Les inégalités sociales influencent non seulement les conditions de vie au quotidien des individus, mais déterminent aussi en partie combien de temps ils vivront. Ce constat est celui d’une étude récente réalisée par Nathalie Blanpain publiée par l’Insee. C’est un véritable fossé qui sépare en effet cadres et ouvriers. Dans les conditions de mortalité de 2020-2022, l’espérance de vie à 35 ans pour les hommes cadres dépasse de 5,3 ans celle des ouvriers. Chez les femmes, cet écart atteint 3,4 années.
La pénibilité du travail et l’accès aux soins
Les ouvriers, qu’ils soient hommes ou femmes, sont confrontés à un environnement professionnel plus risqué que les cadres, en raison notamment de la pénibilité de leurs conditions de travail et du taux plus élevé d’accidents. Autant d’éléments auxquels s’ajoutent des modes de vie différents entre les deux groupes. Pour les ouvriers, cela implique des comportements de santé plus à risque et une moindre consultation des services médicaux notamment.
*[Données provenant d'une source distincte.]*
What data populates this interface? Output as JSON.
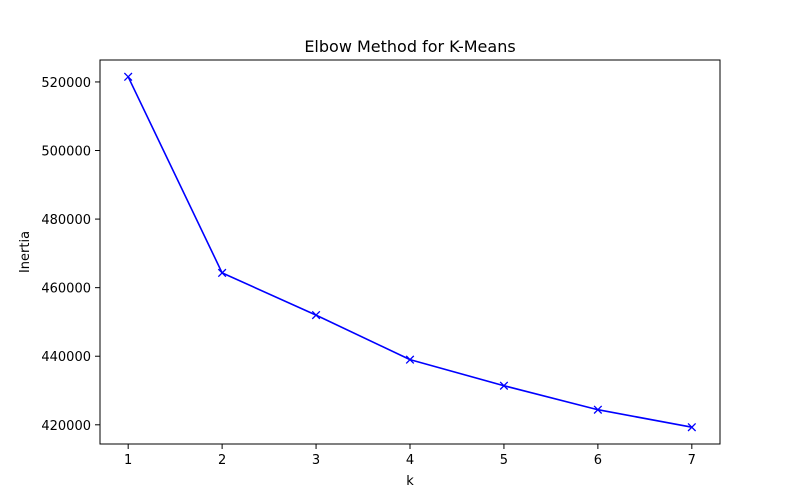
{
  "chart_data": {
    "type": "line",
    "title": "Elbow Method for K-Means",
    "xlabel": "k",
    "ylabel": "Inertia",
    "x": [
      1,
      2,
      3,
      4,
      5,
      6,
      7
    ],
    "series": [
      {
        "values": [
          521500,
          464300,
          452000,
          439000,
          431400,
          424400,
          419300
        ],
        "color": "#0000ff",
        "marker": "x"
      }
    ],
    "xlim": [
      0.7,
      7.3
    ],
    "ylim": [
      414400,
      526400
    ],
    "xticks": [
      "1",
      "2",
      "3",
      "4",
      "5",
      "6",
      "7"
    ],
    "yticks": [
      "420000",
      "440000",
      "460000",
      "480000",
      "500000",
      "520000"
    ],
    "grid": false
  }
}
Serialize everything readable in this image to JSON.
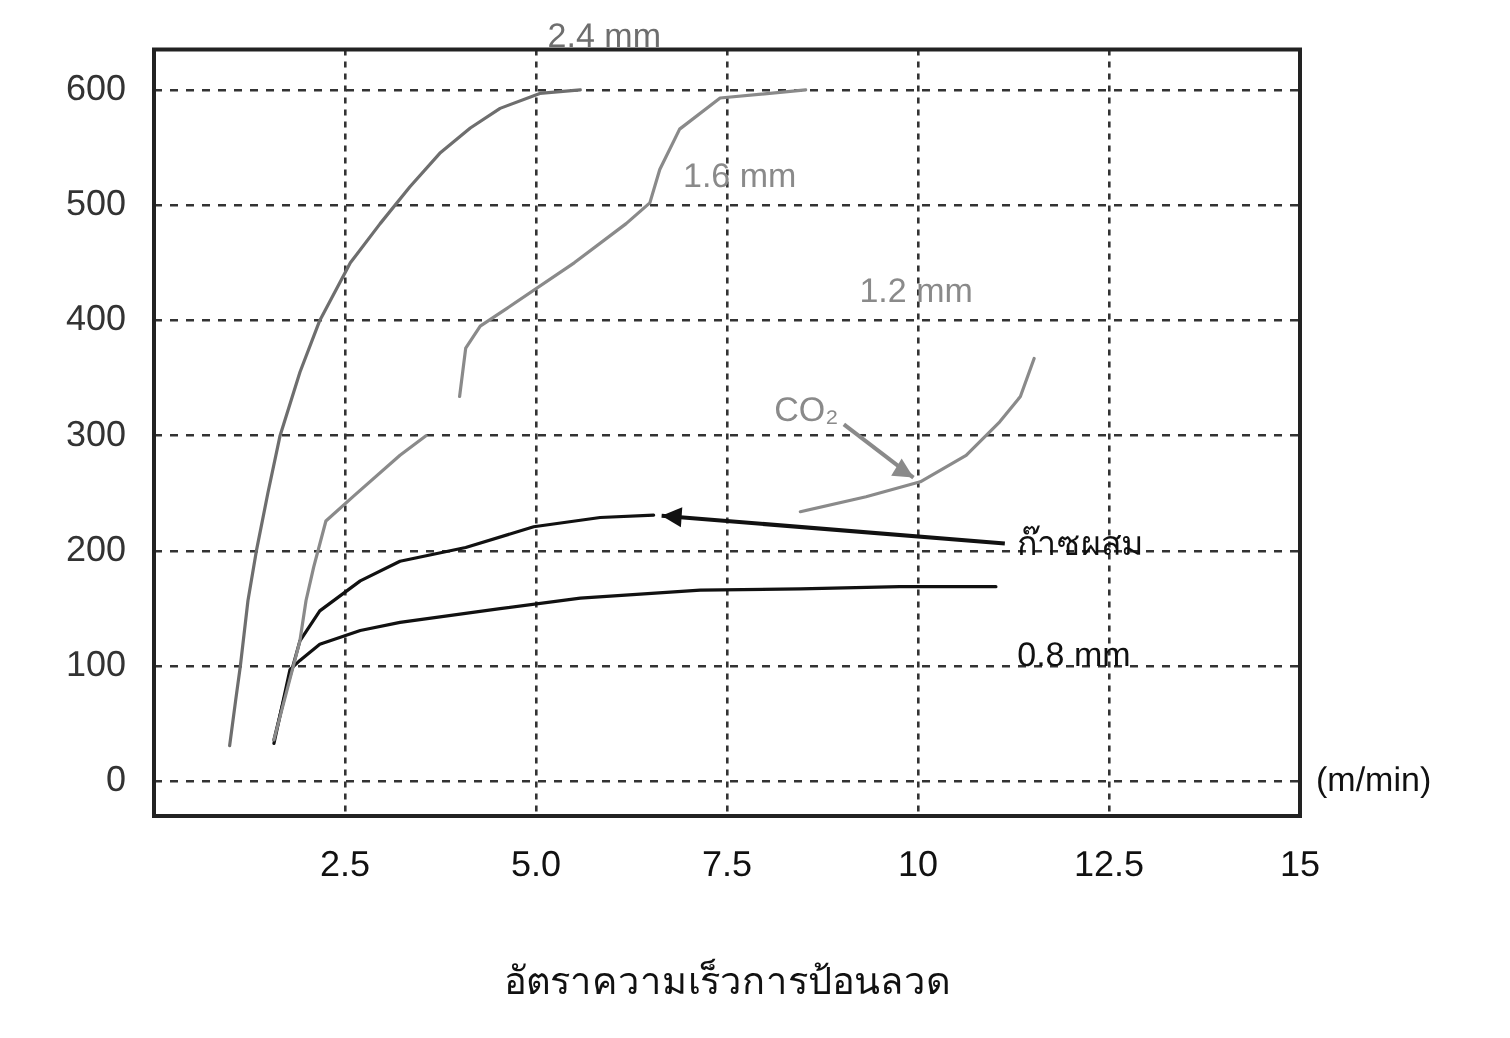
{
  "chart_data": {
    "type": "line",
    "xlabel": "อัตราความเร็วการป้อนลวด",
    "xlim": [
      0,
      15
    ],
    "xticks": [
      2.5,
      {
        "value": 5,
        "label": "5.0"
      },
      7.5,
      10,
      12.5,
      15
    ],
    "ylim": [
      -30,
      635
    ],
    "yticks": [
      0,
      100,
      200,
      300,
      400,
      500,
      600
    ],
    "grid": true,
    "legend": false,
    "marker": "none",
    "line_style": "solid",
    "series": [
      {
        "name": "2.4 mm",
        "color": "#6e6e6e",
        "x": [
          0.99,
          1.07,
          1.13,
          1.23,
          1.34,
          1.49,
          1.65,
          1.91,
          2.17,
          2.57,
          2.96,
          3.35,
          3.74,
          4.14,
          4.53,
          5.05,
          5.58
        ],
        "values": [
          31,
          71,
          100,
          157,
          200,
          250,
          300,
          355,
          400,
          450,
          484,
          516,
          545,
          567,
          584,
          597,
          600
        ]
      },
      {
        "name": "1.6 mm",
        "color": "#8a8a8a",
        "x": [
          1.57,
          1.91,
          1.99,
          2.09,
          2.25,
          2.62,
          3.22,
          3.56,
          3.8,
          4.0,
          4.08,
          4.27,
          4.61,
          5.5,
          6.18,
          6.49,
          6.62,
          6.88,
          7.41,
          8.53
        ],
        "values": [
          36,
          122,
          157,
          186,
          226,
          248,
          283,
          300,
          null,
          334,
          376,
          395,
          410,
          450,
          484,
          502,
          531,
          566,
          593,
          600
        ]
      },
      {
        "name": "1.2 mm",
        "color": "#8a8a8a",
        "x": [
          8.46,
          9.32,
          10.03,
          10.63,
          11.07,
          11.34,
          11.52
        ],
        "values": [
          234,
          247,
          260,
          283,
          312,
          334,
          367
        ]
      },
      {
        "name": "ก๊าซผสม",
        "color": "#111111",
        "x": [
          1.57,
          1.73,
          1.91,
          2.17,
          2.7,
          3.22,
          4.08,
          4.97,
          5.84,
          6.54
        ],
        "values": [
          36,
          79,
          122,
          148,
          174,
          191,
          203,
          221,
          229,
          231
        ]
      },
      {
        "name": "0.8 mm",
        "color": "#111111",
        "x": [
          1.57,
          1.78,
          1.91,
          2.17,
          2.7,
          3.22,
          4.53,
          5.58,
          7.15,
          8.46,
          9.76,
          11.02
        ],
        "values": [
          33,
          97,
          105,
          119,
          131,
          138,
          150,
          159,
          166,
          167,
          169,
          169
        ]
      }
    ],
    "annotations": [
      {
        "text": "CO₂",
        "x": 10.03,
        "y": 260
      },
      "(m/min)"
    ]
  }
}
Selon l’auteur, l’appartenance à une catégorie sociale peut aussi être la conséquence d’un état de santé plus précaire au départ qui aura contraint un individu à arrêter ses études ou à connaître des interruptions dans sa vie professionnelle, réduisant ainsi ses chances de promotions et d’ascension sociale.
Si les cadres vivent plus vieux que les autres catégories sociales, les inactifs non-retraités ont l’espérance de vie la plus courte, notamment chez les hommes où la différence est de près de 15 ans. L’écart est deux fois moindre chez les femmes. D’un côté, l’inactivité masculine (hors retraité) est souvent liée à des problèmes de santé voire d’invalidité alors qu’elle sera davantage le fruit de la conciliation entre vie professionnelle et familiale pour les femmes.
L’effet du tabagisme
Les évolutions depuis les années 90 de l’espérance de vie entre les deux catégories sociales situées aux extrémités de la hiérarchie (hors inactifs non-retraités) révèlent une surprise : elle s’est réduite chez les hommes de 1,7 an alors qu’elle a augmenté de près d’une année chez les femmes. L’hypothèse émise par l’auteur est liée au tabagisme et aux avancées dans le traitement du cancer du poumon : le taux de décès des hommes à la suite d’un cancer a diminué. Comme les ouvriers fument plus que les cadres, ils en ont davantage profité. En revanche, le taux de décès des femmes d’un cancer du poumon a augmenté avec la progression générale du tabagisme féminin. Les ouvrières fumant plus que les cadres, elles en sont les premières victimes.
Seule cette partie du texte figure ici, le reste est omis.